Rafe didn’t look like any of the cops she’d met, though. His black hair was somewhat short, straight, and only mussed where he’d run his fingers through it in frustration. His piercing eyes were as black as his hair. He gazed at her as if he could see past the facade she presented the public. He was a big guy, solid. He was the kind of guy who would catch you when you fell and not grunt because you weighed more than one-thirty.
She got the feeling he really was sorry.
But many of the cops she’d dealt with had been sorry for what they’d put her through. Rafe was no different. She didn’t need his sympathy. After all, he would only be sorry until he didn’t need her anymore. Then he’d forget her as the next day, the next crime, dawned.
Typical cop, or sheriff, or person in authority, or whatever.
Janie’d learned at a young age to only trust herself and her sister, Katie. That was why Janie drew animals. They gave no false pretenses, had no ulterior motives.
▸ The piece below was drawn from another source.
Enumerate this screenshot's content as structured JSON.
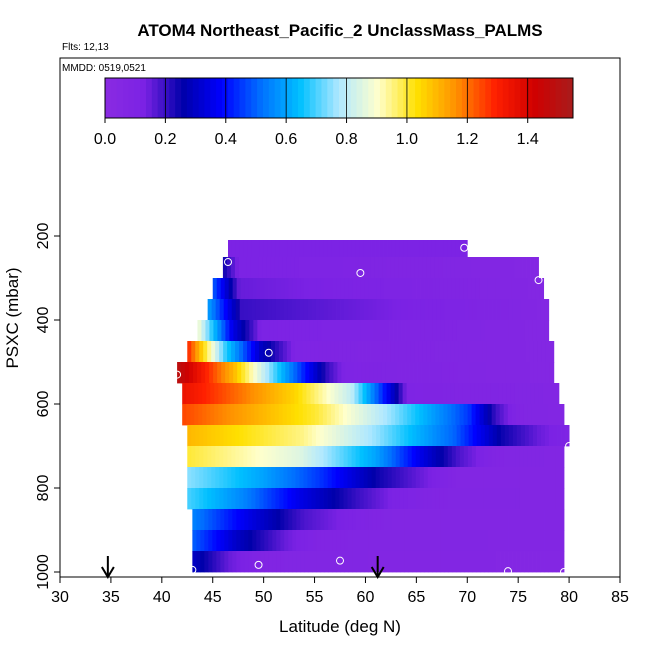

“Yeah, I get it.” Janie’s goal right now was the same as it always was when it came to the local authorities. If she couldn’t avoid them, do what they wanted so they’d leave her alone.
This time, however, she needed the cops. She just wished she believed, like her sister did, that the men in uniform were the good guys, defenders of the innocent and destroyers of evil.
Because evil had definitely rocked her world.
“It was just a typical evening, a typical class,” she muttered, amazed by how quickly normalcy had changed into nightmare.